Casares was the founder and CEO of Lemon Wallet, a digital wallet platform. In 2013 the American firm LifeLock bought Lemon for about $43 million (US).

===Xapo===

Casares is the founder of Xapo Bank, a UK-based private bank for Bitcoin whales worldwide. Xapo is said to be the largest custodian of bitcoin in the world and is believed to hold as much as $10 billion of the cryptocurrency in underground vaults on five continents, including in a former Swiss military bunker. Xapo has raised $40 million from leading Silicon Valley venture capital firms.
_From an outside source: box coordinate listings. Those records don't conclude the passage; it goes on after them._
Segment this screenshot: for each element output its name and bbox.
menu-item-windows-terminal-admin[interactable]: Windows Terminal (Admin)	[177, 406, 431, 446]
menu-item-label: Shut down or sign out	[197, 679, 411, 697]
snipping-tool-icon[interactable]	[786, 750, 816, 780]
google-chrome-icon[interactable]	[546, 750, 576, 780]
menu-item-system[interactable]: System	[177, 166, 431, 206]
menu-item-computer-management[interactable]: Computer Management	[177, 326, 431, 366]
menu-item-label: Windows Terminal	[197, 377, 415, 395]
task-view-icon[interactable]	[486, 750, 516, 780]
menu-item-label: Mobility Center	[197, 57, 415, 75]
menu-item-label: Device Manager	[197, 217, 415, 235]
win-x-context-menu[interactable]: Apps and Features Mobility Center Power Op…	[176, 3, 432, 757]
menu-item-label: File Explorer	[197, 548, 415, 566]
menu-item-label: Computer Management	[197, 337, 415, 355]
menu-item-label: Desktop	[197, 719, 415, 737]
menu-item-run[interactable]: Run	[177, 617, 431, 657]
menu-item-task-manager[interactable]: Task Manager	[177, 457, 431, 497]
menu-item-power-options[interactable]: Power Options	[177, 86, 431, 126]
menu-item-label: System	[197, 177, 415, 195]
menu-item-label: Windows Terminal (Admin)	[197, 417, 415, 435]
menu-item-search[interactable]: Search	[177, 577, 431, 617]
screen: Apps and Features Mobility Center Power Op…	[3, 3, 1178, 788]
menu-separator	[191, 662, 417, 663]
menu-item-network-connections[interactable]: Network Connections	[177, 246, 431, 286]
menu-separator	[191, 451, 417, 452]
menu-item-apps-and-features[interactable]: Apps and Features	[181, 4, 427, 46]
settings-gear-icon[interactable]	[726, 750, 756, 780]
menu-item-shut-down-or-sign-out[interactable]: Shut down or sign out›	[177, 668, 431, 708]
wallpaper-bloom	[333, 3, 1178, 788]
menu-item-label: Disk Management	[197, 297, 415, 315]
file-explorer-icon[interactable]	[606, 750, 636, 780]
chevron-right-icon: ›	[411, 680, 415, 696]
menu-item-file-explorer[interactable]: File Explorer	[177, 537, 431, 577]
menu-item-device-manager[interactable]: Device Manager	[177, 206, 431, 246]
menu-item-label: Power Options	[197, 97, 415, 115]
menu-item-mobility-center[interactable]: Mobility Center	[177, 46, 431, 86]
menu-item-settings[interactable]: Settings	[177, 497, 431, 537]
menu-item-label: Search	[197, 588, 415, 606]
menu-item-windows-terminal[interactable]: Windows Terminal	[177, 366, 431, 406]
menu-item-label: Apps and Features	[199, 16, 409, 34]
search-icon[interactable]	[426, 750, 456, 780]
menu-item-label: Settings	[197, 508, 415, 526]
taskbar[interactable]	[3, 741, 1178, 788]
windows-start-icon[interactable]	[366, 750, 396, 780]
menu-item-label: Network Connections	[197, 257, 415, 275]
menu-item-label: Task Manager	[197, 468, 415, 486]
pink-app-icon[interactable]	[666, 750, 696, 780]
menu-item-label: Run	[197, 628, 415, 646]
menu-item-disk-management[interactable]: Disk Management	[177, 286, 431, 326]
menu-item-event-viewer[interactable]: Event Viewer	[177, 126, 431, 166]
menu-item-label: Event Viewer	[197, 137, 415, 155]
Widely known as "Patient Zero", Quartz reported that Casares was the entrepreneur to convince Bill Gates, Reid Hoffman, Chamath Palihapitiya, Bill Miller, Mike Novogratz, Pete Briger and other tech veterans in Silicon Valley and Wall Street to invest in bitcoin.

==Philanthropy==

He is an elected member of the World Economic Forum's "Young Global Leaders" Class of 2011 and regularly attends the World Economic Forum Annual Meeting in Davos, Switzerland. In 2010 Casares partnered with Pablo Bosch to found Las Majadas de Pirque, a social capital and innovation facility owned by Casares in Santiago, Chile. He is a member of the 2017 Class of Henry Crown Fellows in the Aspen Global Leadership Network at the Aspen Institute and he is a member of the Young Presidents' Organization. He was formerly a board member at Kiva and Endeavor.